= Gurajena =

Zimbabwean headman

Gurajena is ahieftainship which was reduced to Headman during the colonial Era in the Masvingo Province of Zimbabwe. It is located about 60 km north east of Masvingo and can be reached by following Zimuto Road north and then branching off at Maraire shopping centre to go due north east and crossing the Munyambe River, which is the border between Gutu and Zimuto, just before reaching the shopping centre. It is almost exactly due east of Gwengwerere Growth Point, Zimbabwe. It was named after Chief Gurajena whose Chieftainship still lay unclaimed ever since he was dethroned during the white colonial rule. It is one of the oldest growth points in the areas. There are several villages under Chief Gurajena and most of the land for this chieftainship was taken by the then white farmers nicknamed Chimunyanja and Kurutu.
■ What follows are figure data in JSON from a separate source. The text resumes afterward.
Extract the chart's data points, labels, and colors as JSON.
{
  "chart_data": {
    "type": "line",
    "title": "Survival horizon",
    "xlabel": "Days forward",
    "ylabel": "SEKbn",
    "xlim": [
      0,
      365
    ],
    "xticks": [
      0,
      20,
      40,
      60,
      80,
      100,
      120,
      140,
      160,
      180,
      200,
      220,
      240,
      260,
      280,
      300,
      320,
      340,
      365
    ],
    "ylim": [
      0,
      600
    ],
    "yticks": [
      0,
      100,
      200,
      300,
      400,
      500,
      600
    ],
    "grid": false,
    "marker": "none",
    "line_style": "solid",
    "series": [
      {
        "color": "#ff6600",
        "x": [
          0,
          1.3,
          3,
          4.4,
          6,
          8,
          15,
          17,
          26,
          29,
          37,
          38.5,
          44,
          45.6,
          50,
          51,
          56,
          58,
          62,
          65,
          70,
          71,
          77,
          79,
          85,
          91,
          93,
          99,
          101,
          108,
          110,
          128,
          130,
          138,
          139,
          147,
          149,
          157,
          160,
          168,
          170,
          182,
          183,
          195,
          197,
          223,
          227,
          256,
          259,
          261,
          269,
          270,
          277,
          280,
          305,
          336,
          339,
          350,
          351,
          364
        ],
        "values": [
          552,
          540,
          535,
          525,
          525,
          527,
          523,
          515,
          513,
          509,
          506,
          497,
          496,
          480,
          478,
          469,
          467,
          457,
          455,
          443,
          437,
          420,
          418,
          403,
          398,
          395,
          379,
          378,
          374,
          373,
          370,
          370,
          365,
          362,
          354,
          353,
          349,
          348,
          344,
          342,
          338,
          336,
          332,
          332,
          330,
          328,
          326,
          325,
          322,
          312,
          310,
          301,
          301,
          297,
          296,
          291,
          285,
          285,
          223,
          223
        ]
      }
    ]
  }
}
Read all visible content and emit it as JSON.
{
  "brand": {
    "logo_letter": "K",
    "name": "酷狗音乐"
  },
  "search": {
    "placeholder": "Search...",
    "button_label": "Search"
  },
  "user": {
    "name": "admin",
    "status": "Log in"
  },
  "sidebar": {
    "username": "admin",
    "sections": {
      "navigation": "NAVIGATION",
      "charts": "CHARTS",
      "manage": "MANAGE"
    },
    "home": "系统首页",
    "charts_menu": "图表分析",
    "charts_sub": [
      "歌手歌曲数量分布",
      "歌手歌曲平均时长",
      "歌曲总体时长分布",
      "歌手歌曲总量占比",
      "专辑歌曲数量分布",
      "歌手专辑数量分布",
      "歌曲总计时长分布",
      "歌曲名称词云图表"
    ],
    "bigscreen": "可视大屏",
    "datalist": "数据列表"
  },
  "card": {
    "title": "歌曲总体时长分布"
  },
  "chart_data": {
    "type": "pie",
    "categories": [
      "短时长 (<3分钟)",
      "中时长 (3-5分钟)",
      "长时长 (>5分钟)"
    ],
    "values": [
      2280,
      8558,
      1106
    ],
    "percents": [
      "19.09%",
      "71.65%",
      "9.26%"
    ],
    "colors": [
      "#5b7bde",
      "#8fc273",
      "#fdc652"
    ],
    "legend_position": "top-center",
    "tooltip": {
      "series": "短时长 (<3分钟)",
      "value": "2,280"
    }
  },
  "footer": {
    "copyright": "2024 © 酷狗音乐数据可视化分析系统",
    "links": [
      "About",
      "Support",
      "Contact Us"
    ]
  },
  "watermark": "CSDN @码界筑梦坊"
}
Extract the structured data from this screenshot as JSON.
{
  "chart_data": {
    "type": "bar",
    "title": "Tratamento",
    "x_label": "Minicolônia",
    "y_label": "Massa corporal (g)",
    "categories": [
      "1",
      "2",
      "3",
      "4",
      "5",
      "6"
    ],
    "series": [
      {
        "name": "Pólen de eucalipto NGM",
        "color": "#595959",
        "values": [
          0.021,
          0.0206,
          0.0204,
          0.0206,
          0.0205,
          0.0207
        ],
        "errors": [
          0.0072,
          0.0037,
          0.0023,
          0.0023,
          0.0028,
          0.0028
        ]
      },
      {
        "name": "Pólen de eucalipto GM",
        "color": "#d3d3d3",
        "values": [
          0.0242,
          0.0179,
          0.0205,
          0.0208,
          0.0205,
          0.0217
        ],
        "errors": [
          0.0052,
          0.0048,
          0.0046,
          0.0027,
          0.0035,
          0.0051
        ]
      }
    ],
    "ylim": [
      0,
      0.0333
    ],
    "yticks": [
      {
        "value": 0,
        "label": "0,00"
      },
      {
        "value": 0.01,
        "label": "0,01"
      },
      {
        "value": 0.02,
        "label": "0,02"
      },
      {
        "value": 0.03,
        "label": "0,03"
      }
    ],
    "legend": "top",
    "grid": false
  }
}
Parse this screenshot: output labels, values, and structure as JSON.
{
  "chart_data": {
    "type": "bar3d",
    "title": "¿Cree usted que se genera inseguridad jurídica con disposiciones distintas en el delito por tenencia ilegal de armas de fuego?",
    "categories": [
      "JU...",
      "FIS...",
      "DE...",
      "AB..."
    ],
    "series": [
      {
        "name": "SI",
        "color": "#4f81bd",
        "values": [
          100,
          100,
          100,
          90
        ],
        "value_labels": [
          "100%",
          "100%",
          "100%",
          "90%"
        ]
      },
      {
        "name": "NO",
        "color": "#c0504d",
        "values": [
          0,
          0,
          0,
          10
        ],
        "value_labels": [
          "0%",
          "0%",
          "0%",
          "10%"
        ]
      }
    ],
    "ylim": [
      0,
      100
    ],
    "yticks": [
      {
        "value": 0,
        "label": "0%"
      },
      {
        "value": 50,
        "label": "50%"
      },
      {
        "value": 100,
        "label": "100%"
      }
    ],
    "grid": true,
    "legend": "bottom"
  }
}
The villages under Gurajena are Muzondo, Makozvo/Zimbume, Mareva, Gambiza, Chinyanganya, Mangwaya, Mutami and many more villages and there is a school named Gurajena Primary School and the secondary called Mavhiringidze which another of the Gurajena clan and the school was named in honour of Mavhiringidze who is buried in the school yard.

There are several primary schools under Gurajena are and only one secondary services Gurajena area the area is a very peaceful area and mostly inhabited by the people of the Dziva totem and Ngara totem.